Hay días en que sientes que la vida solo te agarra de su punching bag, que pareciera que estás en uno de esos videojuegos en los que pisas la banana que te hace dar vueltas, que tomas la poción que te ralentiza mientras todos te pasan a mil por hora, que comes el hongo que te enferma pero NO te mata, y lo peor es que no puedes reiniciar, porque no tienes más vidas, solo una y debes llegar al final del nivel sí o sí.

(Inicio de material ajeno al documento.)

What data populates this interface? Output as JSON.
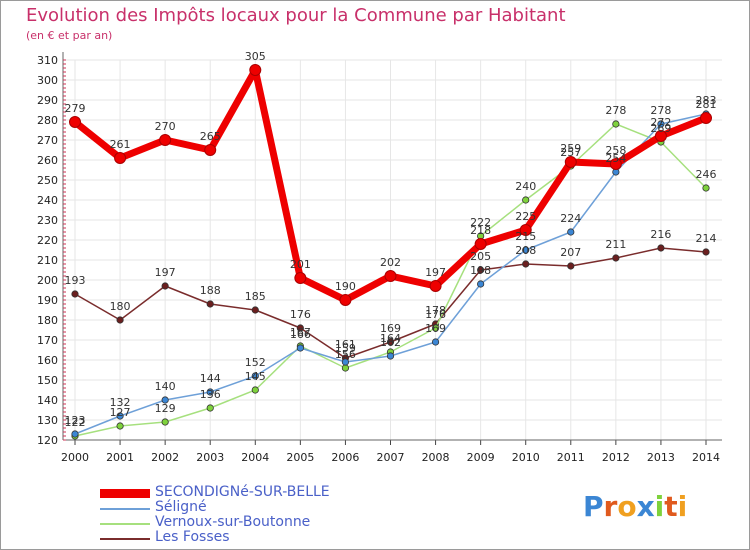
{
  "chart_data": {
    "type": "line",
    "title": "Evolution des Impôts locaux pour la Commune par Habitant",
    "subtitle": "(en € et par an)",
    "xlabel": "",
    "ylabel": "",
    "ylim": [
      120,
      310
    ],
    "yticks": [
      120,
      130,
      140,
      150,
      160,
      170,
      180,
      190,
      200,
      210,
      220,
      230,
      240,
      250,
      260,
      270,
      280,
      290,
      300,
      310
    ],
    "categories": [
      "2000",
      "2001",
      "2002",
      "2003",
      "2004",
      "2005",
      "2006",
      "2007",
      "2008",
      "2009",
      "2010",
      "2011",
      "2012",
      "2013",
      "2014"
    ],
    "series": [
      {
        "name": "SECONDIGNé-SUR-BELLE",
        "color": "#ee0000",
        "marker": "#ee0000",
        "values": [
          279,
          261,
          270,
          265,
          305,
          201,
          190,
          202,
          197,
          218,
          225,
          259,
          258,
          272,
          281
        ]
      },
      {
        "name": "Séligné",
        "color": "#6ea0d8",
        "marker": "#3b86d4",
        "values": [
          123,
          132,
          140,
          144,
          152,
          166,
          159,
          162,
          169,
          198,
          215,
          224,
          254,
          278,
          283
        ]
      },
      {
        "name": "Vernoux-sur-Boutonne",
        "color": "#a6e07e",
        "marker": "#7ed23c",
        "values": [
          122,
          127,
          129,
          136,
          145,
          167,
          156,
          164,
          176,
          222,
          240,
          257,
          278,
          269,
          246
        ]
      },
      {
        "name": "Les Fosses",
        "color": "#7a2c2c",
        "marker": "#6b1f1f",
        "values": [
          193,
          180,
          197,
          188,
          185,
          176,
          161,
          169,
          178,
          205,
          208,
          207,
          211,
          216,
          214
        ]
      }
    ]
  },
  "legend": {
    "items": [
      {
        "label": "SECONDIGNé-SUR-BELLE",
        "color": "#ee0000"
      },
      {
        "label": "Séligné",
        "color": "#6ea0d8"
      },
      {
        "label": "Vernoux-sur-Boutonne",
        "color": "#a6e07e"
      },
      {
        "label": "Les Fosses",
        "color": "#7a2c2c"
      }
    ]
  },
  "logo": {
    "text": "Proxiti",
    "letters": [
      "P",
      "r",
      "o",
      "x",
      "i",
      "t",
      "i"
    ],
    "colors": [
      "#3b86d4",
      "#e05a1e",
      "#f0a020",
      "#3b86d4",
      "#7ed23c",
      "#e05a1e",
      "#f0a020"
    ]
  }
}
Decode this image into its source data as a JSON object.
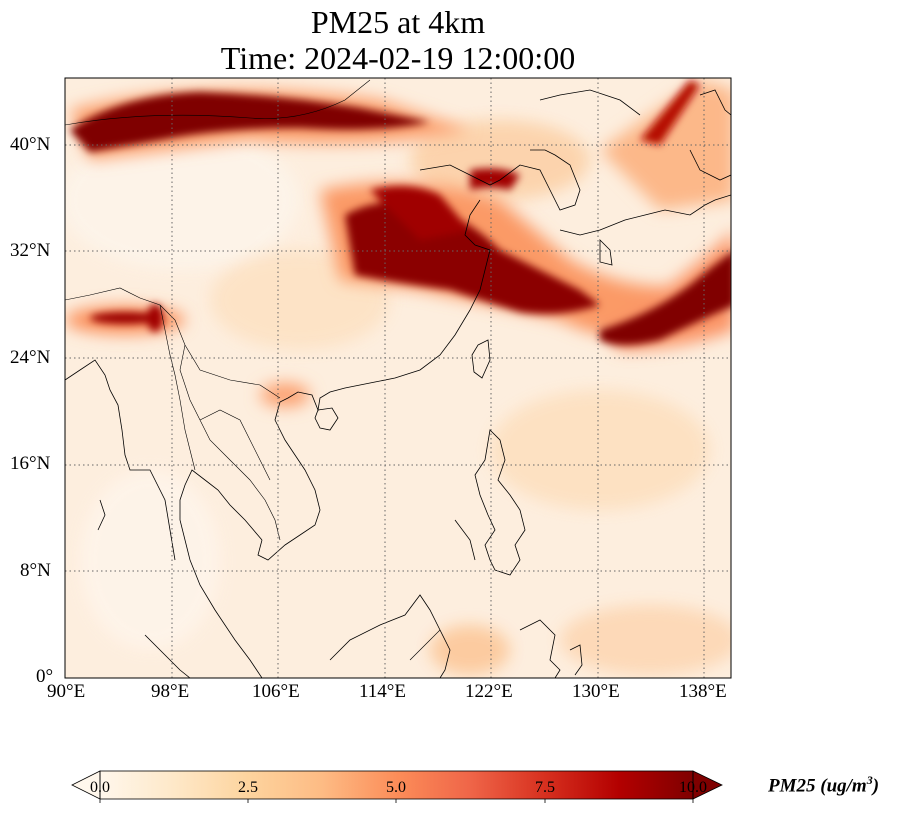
{
  "title": {
    "line1": "PM25 at 4km",
    "line2": "Time: 2024-02-19 12:00:00"
  },
  "map": {
    "projection": "PlateCarree",
    "extent": {
      "lon_min": 90,
      "lon_max": 140,
      "lat_min": 0,
      "lat_max": 45
    },
    "gridlines": "dotted",
    "x_ticks": [
      "90°E",
      "98°E",
      "106°E",
      "114°E",
      "122°E",
      "130°E",
      "138°E"
    ],
    "y_ticks": [
      "0°",
      "8°N",
      "16°N",
      "24°N",
      "32°N",
      "40°N"
    ],
    "variable": "PM25",
    "colormap": "OrRd",
    "high_pm25_regions": [
      "North China / Mongolia band near 40-44°N, 90-116°E",
      "East-central China 30-38°N, 110-122°E",
      "Plume over East China Sea extending east toward Japan 26-30°N",
      "Pacific band south of Japan 28-44°N, 130-140°E",
      "Northern Myanmar / Himalaya near 27°N, 90-98°E"
    ]
  },
  "colorbar": {
    "label_main": "PM25 (ug/m",
    "label_sup": "3",
    "label_end": ")",
    "ticks": [
      "0.0",
      "2.5",
      "5.0",
      "7.5",
      "10.0"
    ],
    "min": 0,
    "max": 10,
    "extend": "both",
    "colors": [
      "#fff7ec",
      "#fee8c8",
      "#fdd49e",
      "#fdbb84",
      "#fc8d59",
      "#ef6548",
      "#d7301f",
      "#b30000",
      "#7f0000"
    ]
  }
}
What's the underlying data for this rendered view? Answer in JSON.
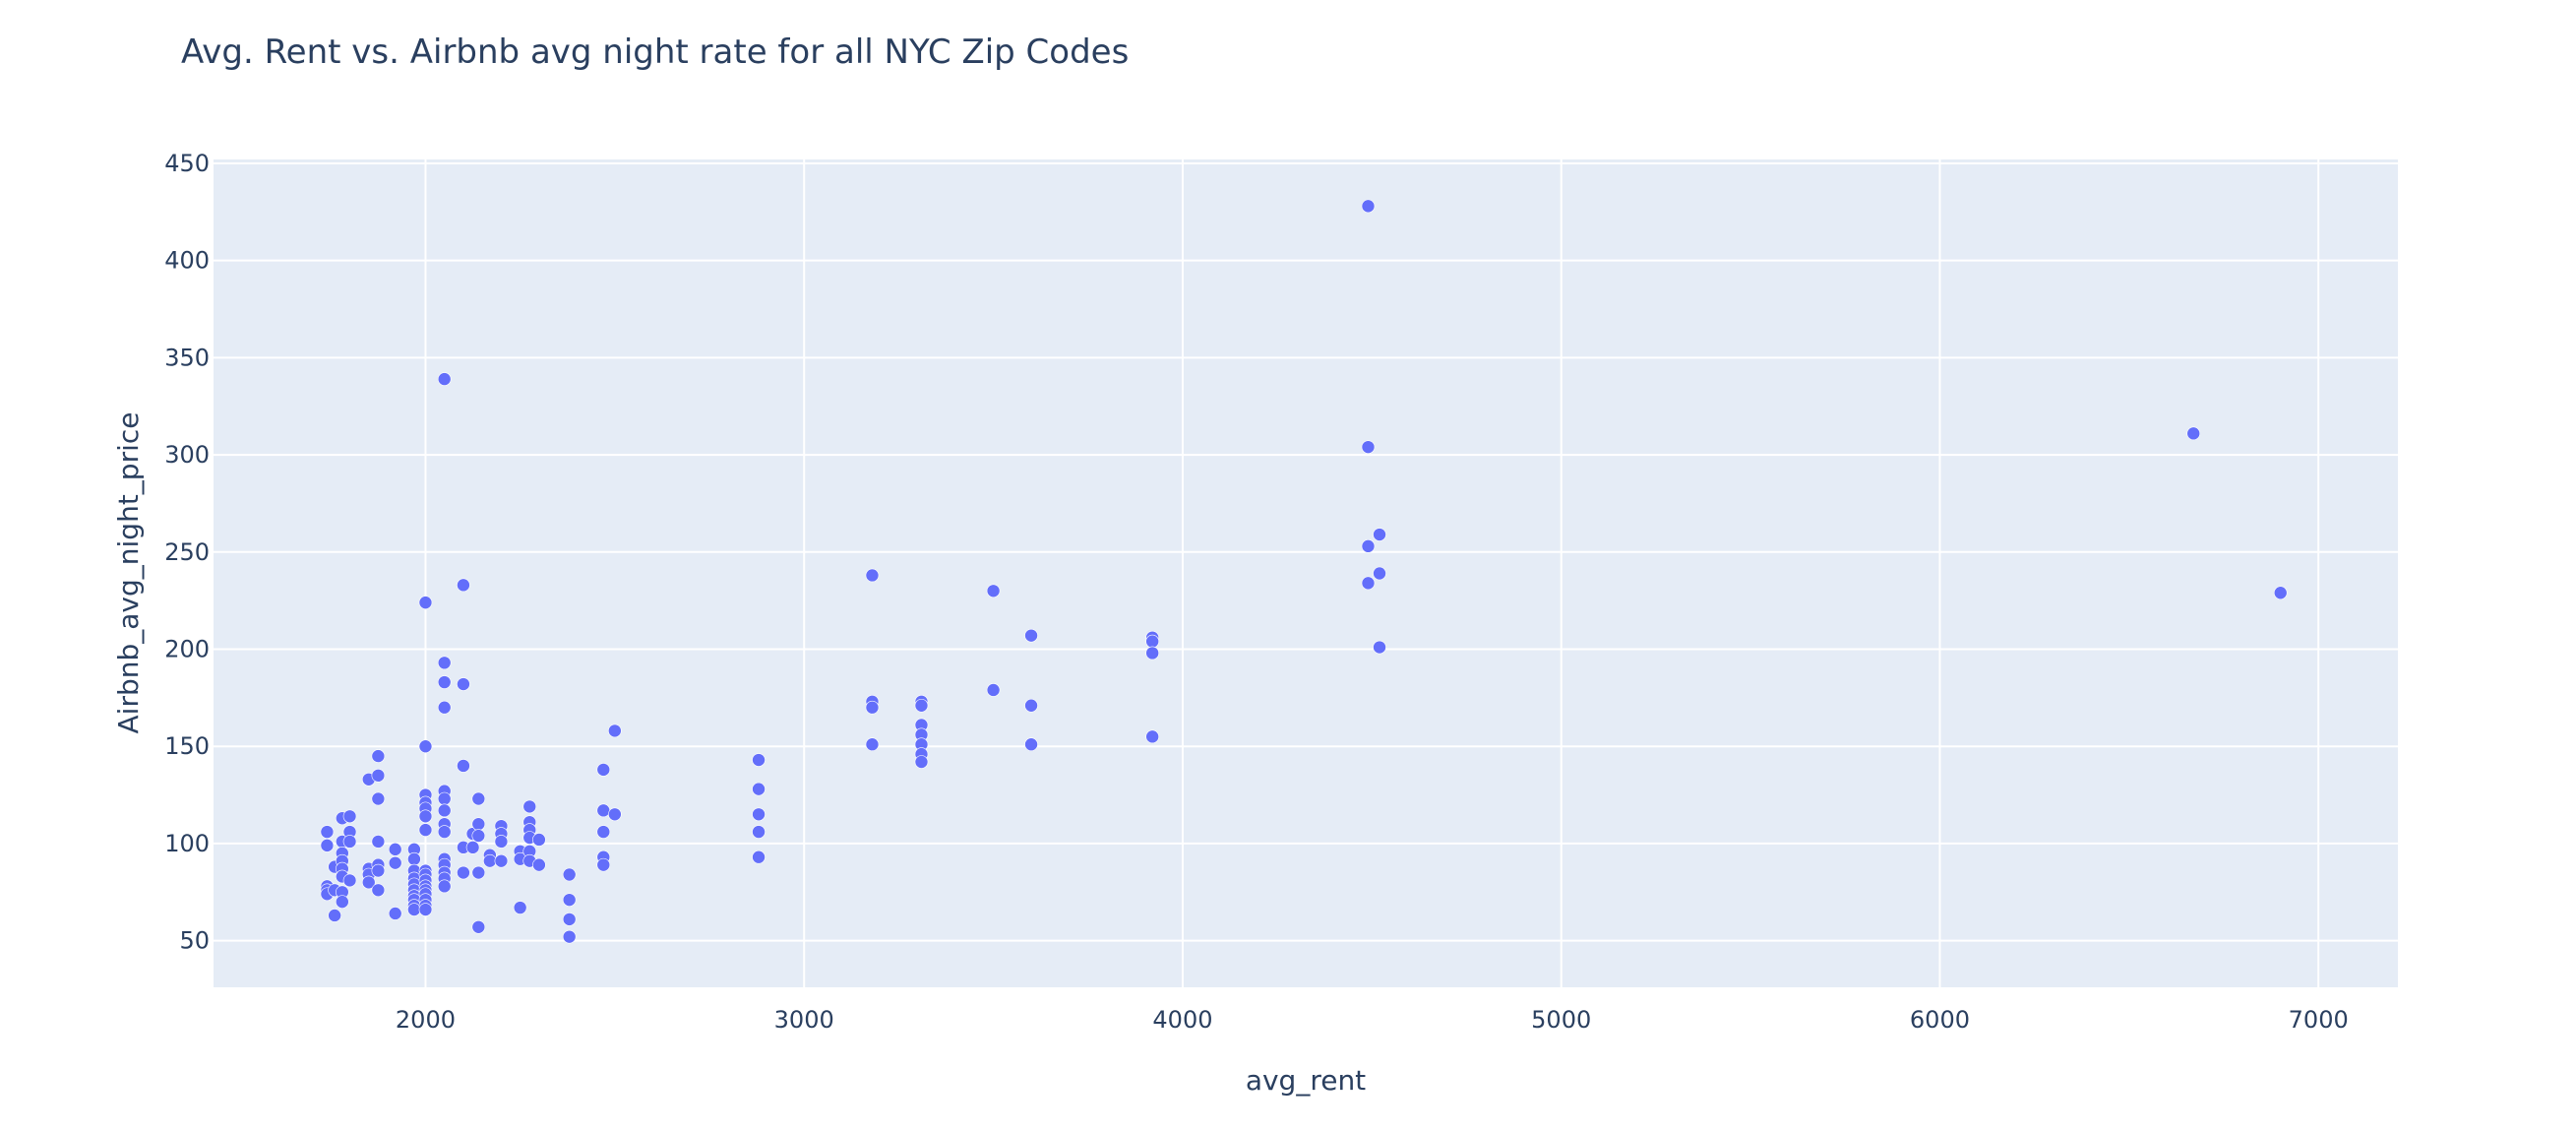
{
  "chart_data": {
    "type": "scatter",
    "title": "Avg. Rent vs. Airbnb avg night rate for all NYC Zip Codes",
    "xlabel": "avg_rent",
    "ylabel": "Airbnb_avg_night_price",
    "xlim": [
      1440,
      7210
    ],
    "ylim": [
      26,
      452
    ],
    "xticks": [
      2000,
      3000,
      4000,
      5000,
      6000,
      7000
    ],
    "yticks": [
      50,
      100,
      150,
      200,
      250,
      300,
      350,
      400,
      450
    ],
    "grid": true,
    "colors": {
      "marker": "#636efa",
      "plot_bg": "#e5ecf6",
      "grid": "#ffffff",
      "text": "#2a3f5f"
    },
    "points": [
      [
        1740,
        106
      ],
      [
        1740,
        99
      ],
      [
        1740,
        78
      ],
      [
        1740,
        76
      ],
      [
        1740,
        74
      ],
      [
        1760,
        88
      ],
      [
        1760,
        76
      ],
      [
        1760,
        63
      ],
      [
        1780,
        113
      ],
      [
        1780,
        101
      ],
      [
        1780,
        95
      ],
      [
        1780,
        91
      ],
      [
        1780,
        87
      ],
      [
        1780,
        83
      ],
      [
        1780,
        75
      ],
      [
        1780,
        70
      ],
      [
        1800,
        114
      ],
      [
        1800,
        106
      ],
      [
        1800,
        101
      ],
      [
        1800,
        81
      ],
      [
        1850,
        133
      ],
      [
        1850,
        87
      ],
      [
        1850,
        84
      ],
      [
        1850,
        80
      ],
      [
        1875,
        145
      ],
      [
        1875,
        135
      ],
      [
        1875,
        123
      ],
      [
        1875,
        101
      ],
      [
        1875,
        89
      ],
      [
        1875,
        86
      ],
      [
        1875,
        76
      ],
      [
        1920,
        97
      ],
      [
        1920,
        90
      ],
      [
        1920,
        64
      ],
      [
        1970,
        97
      ],
      [
        1970,
        92
      ],
      [
        1970,
        86
      ],
      [
        1970,
        82
      ],
      [
        1970,
        79
      ],
      [
        1970,
        76
      ],
      [
        1970,
        73
      ],
      [
        1970,
        71
      ],
      [
        1970,
        68
      ],
      [
        1970,
        66
      ],
      [
        2000,
        224
      ],
      [
        2000,
        150
      ],
      [
        2000,
        125
      ],
      [
        2000,
        121
      ],
      [
        2000,
        118
      ],
      [
        2000,
        114
      ],
      [
        2000,
        107
      ],
      [
        2000,
        86
      ],
      [
        2000,
        84
      ],
      [
        2000,
        81
      ],
      [
        2000,
        78
      ],
      [
        2000,
        76
      ],
      [
        2000,
        74
      ],
      [
        2000,
        71
      ],
      [
        2000,
        68
      ],
      [
        2000,
        66
      ],
      [
        2050,
        339
      ],
      [
        2050,
        193
      ],
      [
        2050,
        183
      ],
      [
        2050,
        170
      ],
      [
        2050,
        127
      ],
      [
        2050,
        123
      ],
      [
        2050,
        117
      ],
      [
        2050,
        110
      ],
      [
        2050,
        106
      ],
      [
        2050,
        92
      ],
      [
        2050,
        89
      ],
      [
        2050,
        85
      ],
      [
        2050,
        82
      ],
      [
        2050,
        78
      ],
      [
        2100,
        233
      ],
      [
        2100,
        182
      ],
      [
        2100,
        140
      ],
      [
        2100,
        98
      ],
      [
        2100,
        85
      ],
      [
        2125,
        105
      ],
      [
        2125,
        98
      ],
      [
        2140,
        123
      ],
      [
        2140,
        110
      ],
      [
        2140,
        104
      ],
      [
        2140,
        85
      ],
      [
        2140,
        57
      ],
      [
        2170,
        94
      ],
      [
        2170,
        91
      ],
      [
        2200,
        109
      ],
      [
        2200,
        105
      ],
      [
        2200,
        101
      ],
      [
        2200,
        91
      ],
      [
        2250,
        96
      ],
      [
        2250,
        92
      ],
      [
        2250,
        67
      ],
      [
        2275,
        119
      ],
      [
        2275,
        111
      ],
      [
        2275,
        107
      ],
      [
        2275,
        103
      ],
      [
        2275,
        96
      ],
      [
        2275,
        91
      ],
      [
        2300,
        102
      ],
      [
        2300,
        89
      ],
      [
        2380,
        84
      ],
      [
        2380,
        71
      ],
      [
        2380,
        61
      ],
      [
        2380,
        52
      ],
      [
        2470,
        138
      ],
      [
        2470,
        117
      ],
      [
        2470,
        106
      ],
      [
        2470,
        93
      ],
      [
        2470,
        89
      ],
      [
        2500,
        158
      ],
      [
        2500,
        115
      ],
      [
        2880,
        143
      ],
      [
        2880,
        128
      ],
      [
        2880,
        115
      ],
      [
        2880,
        106
      ],
      [
        2880,
        93
      ],
      [
        3180,
        238
      ],
      [
        3180,
        173
      ],
      [
        3180,
        170
      ],
      [
        3180,
        151
      ],
      [
        3310,
        173
      ],
      [
        3310,
        171
      ],
      [
        3310,
        161
      ],
      [
        3310,
        156
      ],
      [
        3310,
        151
      ],
      [
        3310,
        146
      ],
      [
        3310,
        142
      ],
      [
        3500,
        230
      ],
      [
        3500,
        179
      ],
      [
        3600,
        207
      ],
      [
        3600,
        171
      ],
      [
        3600,
        151
      ],
      [
        3920,
        206
      ],
      [
        3920,
        204
      ],
      [
        3920,
        198
      ],
      [
        3920,
        155
      ],
      [
        4490,
        428
      ],
      [
        4490,
        304
      ],
      [
        4490,
        253
      ],
      [
        4490,
        234
      ],
      [
        4520,
        259
      ],
      [
        4520,
        239
      ],
      [
        4520,
        201
      ],
      [
        6670,
        311
      ],
      [
        6900,
        229
      ]
    ]
  }
}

Hay días así, en los que despiertas con toda la pila cargada, tocas un fantasmita en el primer paso, y tienes el 5% restante para terminar el nivel, con toda la angustia que eso conlleva.

Las últimas semanas se han sentido más pesadas, y estoy seguro que las que vienen no serán más fáciles, no al menos, hasta el 4Q de 2019. Afortunadamente, como en los videojuegos, también cuentas con ítems que pueden hacerte recuperar energía, o usarlos ante una eventualidad, como los 200 pesos que olvidas en el pantalón y un buen día, los encuentras ahí para ti, las charlas con los amigos en la madrugada mientras planean grandes proyectos juntos, las reuniones después de meses sin verse, los agradecimientos porque tu trabajo resuelve problemas para las personas reales (no solo para una gran institución), el cariño de tu familia que es como si comieras un hongo de 1UP.

Y sobre todo, no olvidar de vez en cuando, utilizar el bendito mapa para saber en donde estás parado, qué es lo que hay al rededor, ver a dónde quieres ir, a dónde no, y revisar tu mochila de ítems, nunca sabes que puedes necesitar para salir de los malos ratos, en este argumento clásico que tiene la vida, al que le llamamos “El viaje del héroe”, un argumento cuyo éxito en las audiencias está más que comprobado.